This sure pokes my conscience. I’m so vigilant over my time. On a plane I do everything possible to avoid conversation with my seat mate. I don’t want to give of myself to another when I don’t want to. I’m happy to make Jack a smoothie, when it’s on my time line. If he asks it of me when I’m busy doing my thing, ooh, the resentment leaks out. Oh, selfish me. Lord, I want to be like you, I want to honor my need for rest, have a clear vision of my mission, and then be willing to go off the page when another’s need is made known to me. Grant me the grace to feed the children and the dogs. Thank you and amen.
Thoughts on Mark 7:14-23
Usually the crowds followed you, but this time you called the meeting. You had something extremely important to communicate. “Listen closely and make sure you get my point.” You had their attention. “What you take into you doesn’t make you dirty, what comes out of you is what makes you dirty.” Boom. Meeting adjourned.

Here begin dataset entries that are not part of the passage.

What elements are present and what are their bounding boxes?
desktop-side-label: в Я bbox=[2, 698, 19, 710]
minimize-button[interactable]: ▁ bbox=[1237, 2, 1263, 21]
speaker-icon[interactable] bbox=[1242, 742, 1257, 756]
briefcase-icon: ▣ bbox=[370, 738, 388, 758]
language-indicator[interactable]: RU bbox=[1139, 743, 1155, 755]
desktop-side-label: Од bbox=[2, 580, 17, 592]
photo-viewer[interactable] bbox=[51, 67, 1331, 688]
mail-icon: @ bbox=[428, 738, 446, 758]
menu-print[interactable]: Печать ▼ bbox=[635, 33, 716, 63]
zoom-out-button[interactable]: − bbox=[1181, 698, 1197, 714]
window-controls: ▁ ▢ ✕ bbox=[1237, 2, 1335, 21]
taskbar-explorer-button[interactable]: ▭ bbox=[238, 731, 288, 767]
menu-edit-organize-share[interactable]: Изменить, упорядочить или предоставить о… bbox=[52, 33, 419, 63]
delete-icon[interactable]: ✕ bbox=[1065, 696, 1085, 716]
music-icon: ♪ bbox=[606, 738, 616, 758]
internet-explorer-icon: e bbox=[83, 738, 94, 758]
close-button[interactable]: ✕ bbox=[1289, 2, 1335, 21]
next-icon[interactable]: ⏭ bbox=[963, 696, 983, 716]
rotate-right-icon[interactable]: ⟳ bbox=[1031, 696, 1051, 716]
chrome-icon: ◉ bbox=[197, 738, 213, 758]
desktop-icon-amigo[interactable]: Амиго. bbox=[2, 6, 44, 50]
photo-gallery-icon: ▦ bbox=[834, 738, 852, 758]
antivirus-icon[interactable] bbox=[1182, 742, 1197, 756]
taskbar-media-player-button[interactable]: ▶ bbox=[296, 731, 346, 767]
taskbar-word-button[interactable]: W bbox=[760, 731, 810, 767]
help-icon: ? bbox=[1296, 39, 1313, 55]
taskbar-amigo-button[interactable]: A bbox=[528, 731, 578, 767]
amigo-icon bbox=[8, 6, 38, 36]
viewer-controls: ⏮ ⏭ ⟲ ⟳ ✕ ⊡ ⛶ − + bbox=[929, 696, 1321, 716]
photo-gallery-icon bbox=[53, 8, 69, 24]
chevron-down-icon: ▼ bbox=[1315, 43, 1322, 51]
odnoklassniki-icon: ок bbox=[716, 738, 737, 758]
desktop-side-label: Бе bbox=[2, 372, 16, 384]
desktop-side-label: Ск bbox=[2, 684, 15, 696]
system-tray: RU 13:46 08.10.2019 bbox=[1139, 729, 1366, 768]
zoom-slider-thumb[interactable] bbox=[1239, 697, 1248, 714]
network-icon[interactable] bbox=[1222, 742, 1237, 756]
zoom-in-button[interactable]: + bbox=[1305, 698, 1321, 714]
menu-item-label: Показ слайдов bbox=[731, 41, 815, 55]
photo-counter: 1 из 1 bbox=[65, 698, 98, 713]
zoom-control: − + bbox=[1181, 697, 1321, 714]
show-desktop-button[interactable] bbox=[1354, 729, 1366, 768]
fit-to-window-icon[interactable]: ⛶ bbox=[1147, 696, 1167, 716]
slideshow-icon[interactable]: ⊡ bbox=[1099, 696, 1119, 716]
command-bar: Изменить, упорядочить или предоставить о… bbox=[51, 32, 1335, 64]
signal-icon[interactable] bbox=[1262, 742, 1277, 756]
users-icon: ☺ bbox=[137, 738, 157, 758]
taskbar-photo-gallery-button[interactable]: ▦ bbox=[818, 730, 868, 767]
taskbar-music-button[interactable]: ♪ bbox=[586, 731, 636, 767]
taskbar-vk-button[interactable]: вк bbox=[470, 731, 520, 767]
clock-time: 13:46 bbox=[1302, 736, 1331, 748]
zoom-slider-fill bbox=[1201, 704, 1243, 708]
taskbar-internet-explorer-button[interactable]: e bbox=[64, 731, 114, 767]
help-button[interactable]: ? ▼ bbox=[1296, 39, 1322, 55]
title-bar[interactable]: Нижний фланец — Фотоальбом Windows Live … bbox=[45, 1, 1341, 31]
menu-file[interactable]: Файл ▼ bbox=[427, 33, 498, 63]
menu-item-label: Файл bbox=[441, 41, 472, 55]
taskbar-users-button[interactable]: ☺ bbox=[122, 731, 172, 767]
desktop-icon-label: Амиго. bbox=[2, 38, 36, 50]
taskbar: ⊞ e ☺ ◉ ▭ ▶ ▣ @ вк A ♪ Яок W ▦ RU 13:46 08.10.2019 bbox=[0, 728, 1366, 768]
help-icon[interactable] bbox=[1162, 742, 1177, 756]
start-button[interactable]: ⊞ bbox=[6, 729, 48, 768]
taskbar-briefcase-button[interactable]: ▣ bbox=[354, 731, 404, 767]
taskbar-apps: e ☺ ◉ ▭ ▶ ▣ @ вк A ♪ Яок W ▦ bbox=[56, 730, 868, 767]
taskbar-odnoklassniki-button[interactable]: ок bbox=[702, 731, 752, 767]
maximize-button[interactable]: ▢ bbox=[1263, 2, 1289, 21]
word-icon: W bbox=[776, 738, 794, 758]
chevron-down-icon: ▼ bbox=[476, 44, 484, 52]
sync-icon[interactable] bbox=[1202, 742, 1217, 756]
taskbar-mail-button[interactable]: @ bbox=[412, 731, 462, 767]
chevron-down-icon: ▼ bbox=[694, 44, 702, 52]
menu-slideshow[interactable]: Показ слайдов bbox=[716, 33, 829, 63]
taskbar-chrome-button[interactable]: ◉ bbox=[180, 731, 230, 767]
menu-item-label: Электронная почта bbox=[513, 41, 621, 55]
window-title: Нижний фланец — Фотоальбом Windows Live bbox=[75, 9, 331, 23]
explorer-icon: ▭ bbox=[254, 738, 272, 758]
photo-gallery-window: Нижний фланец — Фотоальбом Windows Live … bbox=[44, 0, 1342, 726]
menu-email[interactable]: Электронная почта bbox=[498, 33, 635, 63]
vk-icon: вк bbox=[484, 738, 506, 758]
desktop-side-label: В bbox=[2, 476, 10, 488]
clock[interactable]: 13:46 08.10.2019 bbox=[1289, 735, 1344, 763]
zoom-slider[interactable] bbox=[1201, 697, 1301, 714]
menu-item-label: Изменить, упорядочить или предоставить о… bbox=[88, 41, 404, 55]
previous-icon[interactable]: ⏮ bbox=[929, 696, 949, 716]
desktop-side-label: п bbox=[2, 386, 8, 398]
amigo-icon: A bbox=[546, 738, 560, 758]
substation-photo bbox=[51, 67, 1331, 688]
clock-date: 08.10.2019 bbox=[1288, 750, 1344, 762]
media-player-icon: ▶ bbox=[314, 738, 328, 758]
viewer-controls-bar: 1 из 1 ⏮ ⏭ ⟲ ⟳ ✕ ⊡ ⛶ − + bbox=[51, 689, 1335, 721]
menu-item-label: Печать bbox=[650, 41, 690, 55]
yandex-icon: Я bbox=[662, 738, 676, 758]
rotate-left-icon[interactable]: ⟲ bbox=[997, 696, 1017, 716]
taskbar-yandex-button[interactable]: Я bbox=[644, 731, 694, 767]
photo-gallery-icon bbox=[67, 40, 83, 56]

In the privacy of the house, sitting around the dinner table, your disciples wanted to know what the heck you were talking about. Once again, you speak slowly so they can understand your point. You take a bite of the lamb kabob and explain. “I eat this food, it enters my stomach and then passes out. Nothing you eat enters your heart, and the things that make you dirty come from your heart. Food is not the source of evil thoughts, they reside within you. Such things as fornication, theft, murder, in fact all evil things are already within you, ready to be spoken or acted upon. These are what make you dirty.”
I get the point. I can’t make myself clean, the dirty is within. Keeping the rules, doesn’t erase what’s written on my heart. It is very important for me to understand this. Very Important. Bottom line: I need a new heart.